Most Brazilian News Websites Blocking Google
With the many algorithm changes that Google has made, many businesses both large and small are reevaluating their relationships with Google and the value of the traffic that the search giant brings their businesses. This self-assessment, which is needed particularly in a struggling economy, is not a task businesses should overlook. At least in the case of Brazilian newspapers, they found that allowing Google to display their news in the Google’s news results was actually harming their business.
Google acknowledged that they send a billion clicks to news websites around the world. While that may be true, some are calling into question how many clicks Google is sending elsewhere. The National Association of Newspapers, otherwise known as ANJ, performed a study and concluded that allowing Google to display headlines in 154 stories actually resulted in less traffic to their organization’s news websites.
Although the full story regarding Brazilian newspapers pulling out of Google news can be found here, the story does not stop there.

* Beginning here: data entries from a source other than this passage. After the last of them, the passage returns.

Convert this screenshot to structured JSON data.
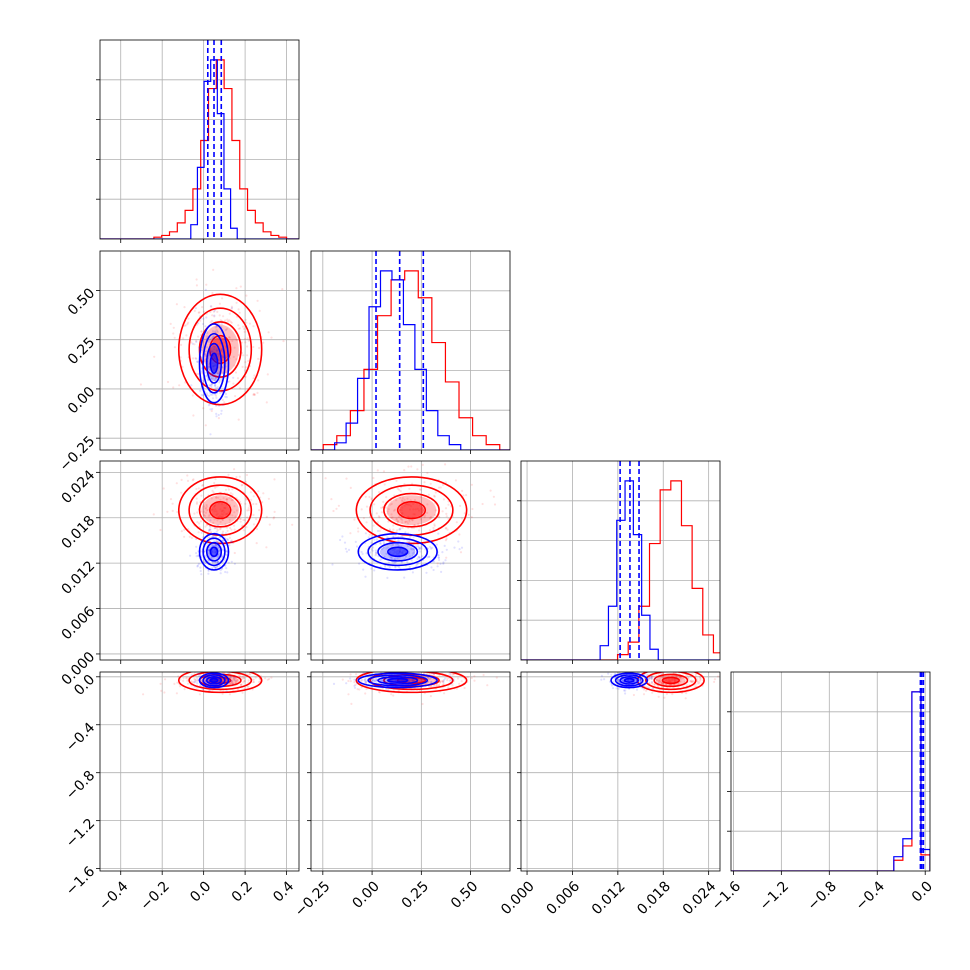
{
  "chart_data": {
    "type": "corner",
    "grid": true,
    "params": [
      {
        "ticks": [
          -0.4,
          -0.2,
          0.0,
          0.2,
          0.4
        ],
        "tick_labels": [
          "−0.4",
          "−0.2",
          "0.0",
          "0.2",
          "0.4"
        ],
        "range": [
          -0.5,
          0.46
        ]
      },
      {
        "ticks": [
          -0.25,
          0.0,
          0.25,
          0.5
        ],
        "tick_labels": [
          "−0.25",
          "0.00",
          "0.25",
          "0.50"
        ],
        "range": [
          -0.31,
          0.7
        ]
      },
      {
        "ticks": [
          0.0,
          0.006,
          0.012,
          0.018,
          0.024
        ],
        "tick_labels": [
          "0.000",
          "0.006",
          "0.012",
          "0.018",
          "0.024"
        ],
        "range": [
          -0.0008,
          0.0255
        ]
      },
      {
        "ticks": [
          -1.6,
          -1.2,
          -0.8,
          -0.4,
          0.0
        ],
        "tick_labels": [
          "−1.6",
          "−1.2",
          "−0.8",
          "−0.4",
          "0.0"
        ],
        "range": [
          -1.62,
          0.04
        ]
      }
    ],
    "series": [
      {
        "color": "#ff0000",
        "centers": [
          0.08,
          0.2,
          0.019,
          -0.03
        ],
        "spreads": [
          0.1,
          0.14,
          0.0022,
          0.05
        ],
        "hist_counts": [
          [
            1,
            2,
            4,
            9,
            16,
            28,
            55,
            84,
            100,
            84,
            55,
            28,
            16,
            9,
            4,
            2,
            1
          ],
          [
            3,
            8,
            22,
            45,
            75,
            95,
            100,
            85,
            60,
            38,
            18,
            8,
            3
          ],
          [
            3,
            10,
            30,
            65,
            95,
            100,
            75,
            40,
            14,
            4
          ],
          [
            0,
            0,
            0,
            0,
            0,
            0,
            0,
            0,
            0,
            0,
            0,
            0,
            0,
            0,
            0,
            0,
            0,
            0,
            6,
            14,
            100,
            9
          ]
        ]
      },
      {
        "color": "#0000ff",
        "centers": [
          0.05,
          0.13,
          0.0135,
          -0.03
        ],
        "spreads": [
          0.035,
          0.1,
          0.0012,
          0.03
        ],
        "hist_counts": [
          [
            8,
            40,
            88,
            100,
            70,
            28,
            6
          ],
          [
            4,
            15,
            40,
            80,
            100,
            95,
            70,
            45,
            22,
            8,
            3
          ],
          [
            8,
            30,
            78,
            100,
            70,
            25,
            6
          ],
          [
            0,
            0,
            0,
            0,
            0,
            0,
            0,
            0,
            0,
            0,
            0,
            0,
            0,
            0,
            0,
            0,
            0,
            0,
            8,
            18,
            100,
            12
          ]
        ],
        "quantiles": [
          [
            0.02,
            0.05,
            0.085
          ],
          [
            0.02,
            0.14,
            0.26
          ],
          [
            0.0123,
            0.0136,
            0.0148
          ],
          [
            -0.04,
            -0.03,
            -0.015
          ]
        ]
      }
    ]
  }
}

The French are also considering the passage of a law that would require search engines to pay news websites for displaying their content. In response to a letter from the French, Google threatened to drop media websites in France that would be covered under such a law.

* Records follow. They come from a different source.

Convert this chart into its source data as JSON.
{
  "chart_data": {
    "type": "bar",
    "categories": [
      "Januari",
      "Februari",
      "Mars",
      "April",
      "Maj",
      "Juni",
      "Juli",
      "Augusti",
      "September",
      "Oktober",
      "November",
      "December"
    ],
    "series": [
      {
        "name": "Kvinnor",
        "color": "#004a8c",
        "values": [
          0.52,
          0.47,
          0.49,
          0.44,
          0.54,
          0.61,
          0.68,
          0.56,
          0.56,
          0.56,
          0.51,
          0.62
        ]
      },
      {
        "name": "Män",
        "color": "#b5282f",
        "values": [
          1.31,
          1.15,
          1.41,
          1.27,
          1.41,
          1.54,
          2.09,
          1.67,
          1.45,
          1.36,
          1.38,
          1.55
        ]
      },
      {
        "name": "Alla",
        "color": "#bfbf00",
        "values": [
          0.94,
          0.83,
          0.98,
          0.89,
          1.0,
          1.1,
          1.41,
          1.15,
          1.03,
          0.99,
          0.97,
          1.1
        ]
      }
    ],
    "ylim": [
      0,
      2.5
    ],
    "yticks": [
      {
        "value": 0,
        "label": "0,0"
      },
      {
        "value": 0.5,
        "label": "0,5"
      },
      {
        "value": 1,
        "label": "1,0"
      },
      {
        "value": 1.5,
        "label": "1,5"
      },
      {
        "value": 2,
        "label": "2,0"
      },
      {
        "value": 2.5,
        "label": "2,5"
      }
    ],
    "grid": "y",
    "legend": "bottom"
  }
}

The problems that news websites in Brazil and France are experiencing are not extraordinary by any means. Especially with Google’s recent algorithm updates, which embedded even more Google advertisements in the SERPS, the traffic routing problem is being felt by those in many other industries as well. Google, with its declining CPC in Adwords, apparently has tried to adjust by displaying more advertisements to increase revenue. Google’s strategy, while smart on the surface, will likely result in even more search traffic being routed to monetized Google owned properties and services and away from the websites that content creators have worked hard to build.

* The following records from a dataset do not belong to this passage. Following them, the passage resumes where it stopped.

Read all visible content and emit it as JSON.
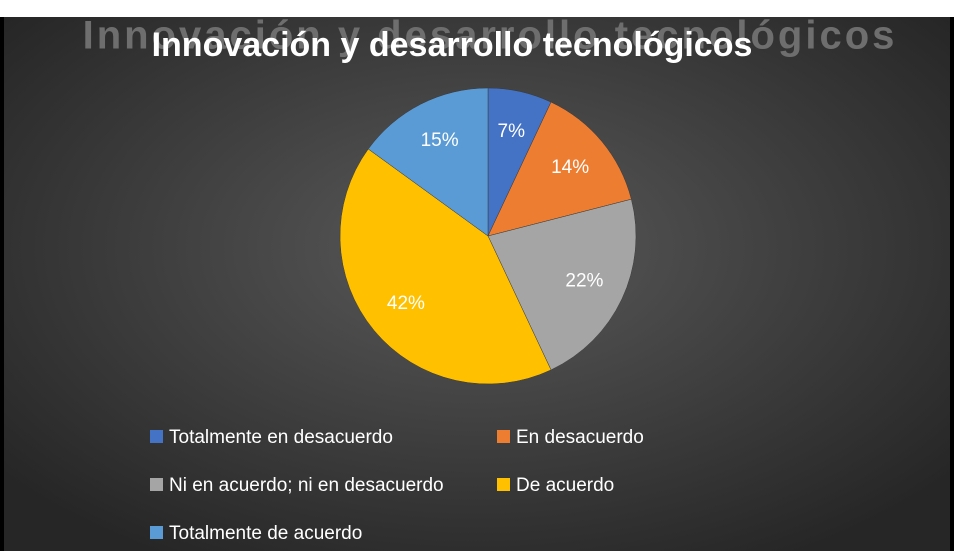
{
  "chart_data": {
    "type": "pie",
    "title": "Innovación y desarrollo tecnológicos",
    "categories": [
      "Totalmente en desacuerdo",
      "En desacuerdo",
      "Ni en acuerdo; ni en desacuerdo",
      "De acuerdo",
      "Totalmente de acuerdo"
    ],
    "values": [
      7,
      14,
      22,
      42,
      15
    ],
    "value_labels": [
      "7%",
      "14%",
      "22%",
      "42%",
      "15%"
    ],
    "colors": [
      "#4472c4",
      "#ed7d31",
      "#a5a5a5",
      "#ffc000",
      "#5b9bd5"
    ],
    "legend": "bottom"
  }
}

Google’s evolving business model, which aims to monetize more of their own traffic, has raised concerns with the FTC and EU. Whether it be a preference to Google’s own properties in organic search or the portability of Adwords data, governments around the globe are taking notice of Google’s dominance and how they are able to route traffic away from those websites which actually created the content that Google is displaying when users perform search queries. What rights do the owners have in regards to the content they produce? Should Google be forced to pay a fee for displaying news results? If so, where do the fees end for a search engine that exists on solely organizing the work of others?